We are hard at work on improvements that will make Roon friendlier to people with pre-groomed collections, and more democratic about metadata in general. One of the last pieces that still remains to be addressed is Roon’s handling of genres.
Genres are a considerable pain point for many. I’m going to be talking about “our plan”, but I’m using that term loosely. The plan isn’t firm yet. It’s more of a working draft. From here on out, I will to refer to genre assignments from ID3,Vorbis,etc tags as Local Genres. and genre assignments that Roon provides as Roon Genres.
I’m going to start by going over some of Roon’s shortcomings with regard to genres today:
- Roon’s genre hierarchy comes from Rovi/AllMusic and it’s reasonable to disagree with how they have organized the genres, or how they have assigned genres to albums and artists.
- Unidentified content does not have genres at all in Roon.
- Many people have manually groomed their files with genre tags and want to use them.
- Genre assignments roil peoples’ emotions in ways that other editorial metadata (like reviews) do not, and we are currently offering no flexibility in this area. I’ll admit to being surprised at how upset people can become when they see genre assignments that they perceive as inappropriate. Nonetheless, we get it. You care. We need to do something about it.
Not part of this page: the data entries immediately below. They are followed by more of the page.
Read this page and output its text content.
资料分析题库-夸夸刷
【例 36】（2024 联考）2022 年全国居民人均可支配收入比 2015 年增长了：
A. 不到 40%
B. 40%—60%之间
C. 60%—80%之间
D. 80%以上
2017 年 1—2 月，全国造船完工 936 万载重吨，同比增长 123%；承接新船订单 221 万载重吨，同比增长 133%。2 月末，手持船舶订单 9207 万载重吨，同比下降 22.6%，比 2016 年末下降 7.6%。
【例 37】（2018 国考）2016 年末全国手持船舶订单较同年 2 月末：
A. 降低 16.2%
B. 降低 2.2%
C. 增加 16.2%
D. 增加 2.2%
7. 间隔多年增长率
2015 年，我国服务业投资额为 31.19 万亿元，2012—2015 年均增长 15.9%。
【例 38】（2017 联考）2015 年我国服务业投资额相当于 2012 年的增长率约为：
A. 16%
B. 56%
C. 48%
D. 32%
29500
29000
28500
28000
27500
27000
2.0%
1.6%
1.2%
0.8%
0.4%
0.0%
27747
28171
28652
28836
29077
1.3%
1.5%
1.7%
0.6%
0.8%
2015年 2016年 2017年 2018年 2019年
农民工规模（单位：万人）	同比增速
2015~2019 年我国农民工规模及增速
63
Incorporating local genres into the Roon hierarchy seems like a good move, since the alternative is a segregationist approach that creates two side-by-side systems that are separate but not-quite-equal, duplicate copies of “Jazz”, and so forth. This means:
- Roon Genres and Local Genres are organized in the same hierarchy. “Jazz” means “Jazz” no matter where it came from.
- Users are able to re-arrange the genre hierarchy as they see fit, so the Roon hierarchy is basically a suggestion/starting point, not a royal decree.
- Local genres that don’t match up with Roon genres go into a special node in the genre hierarchy called “Uncategorized” until the user puts them somewhere more apt.
It’s pretty clear that genre assignments need to be editable. This means that you’d be able to add or remove genres from albums and artists. I don’t think there will be much controversy on this point. Roon should keep separate lists of local genre assignments, Roon genre assignments, and changes to genre assignments that arose via manual editing. This is both fully non-destructive/intent preserving, and allows us to treat them differently.
We don’t think the default experience should include local genres. For people without groomed genres, they will make the experience worse because in non-groomed collections, local genre tags are a complete mess. The current plan includes a setting that defaults to off, called “Show Local Genres”. When the setting is enabled, it causes local genres to show up alongside Roon genres on the album details screen.
Ok, those were the parts that I’m feeling pretty confident about. Lets get to the stuff where I’m less certain:
- If you have “Metal” as a Local Genre, and we have “Heavy Metal” as a Roon Genre, those are treated as separate entities, even though they are semantically equivalent. Maybe we need some kind of user-defined mapping so that local genres can be re-written on the way in?
- Since genres are identified by their names, there’s no such thing as “renaming” or “merging” genres. Semantically, in order to “rename” a genre, you would go to each album and change the reference from “Metal” to “Heavy Metal”. If this were a high-traffic use case, it could become a batch edit operation. This is how file tags work, so it seems like a reasonable place to be when supporting use cases that come from that world, but it still feels a little bit weird to us.
- No-one (to my knowledge) has asked for a way to hide/disable Roon genres as a blanket choice, but we have considered having two switches: show/hide local genres, show/hide roon genres. If you flip both to off, then you start with a blank slate and only see genres that were added using Roon’s editing functionality. Otherwise, you see what you have chosen to see. I don’t like the slippery slope of disabling major product features as a solution to problems, but putting this one out there for feedback.
We’re interested to hear any thoughts you guys have on this topic. We want to make sure that the effort we are putting into this actually solves the real problems.
@danny, @mike, @jeremiah, @AndersVinberg, @audiomuze, @trtlrock, @o0OBillO0o, @Machine, @extracampine, you guys might be especially interested in this discussion.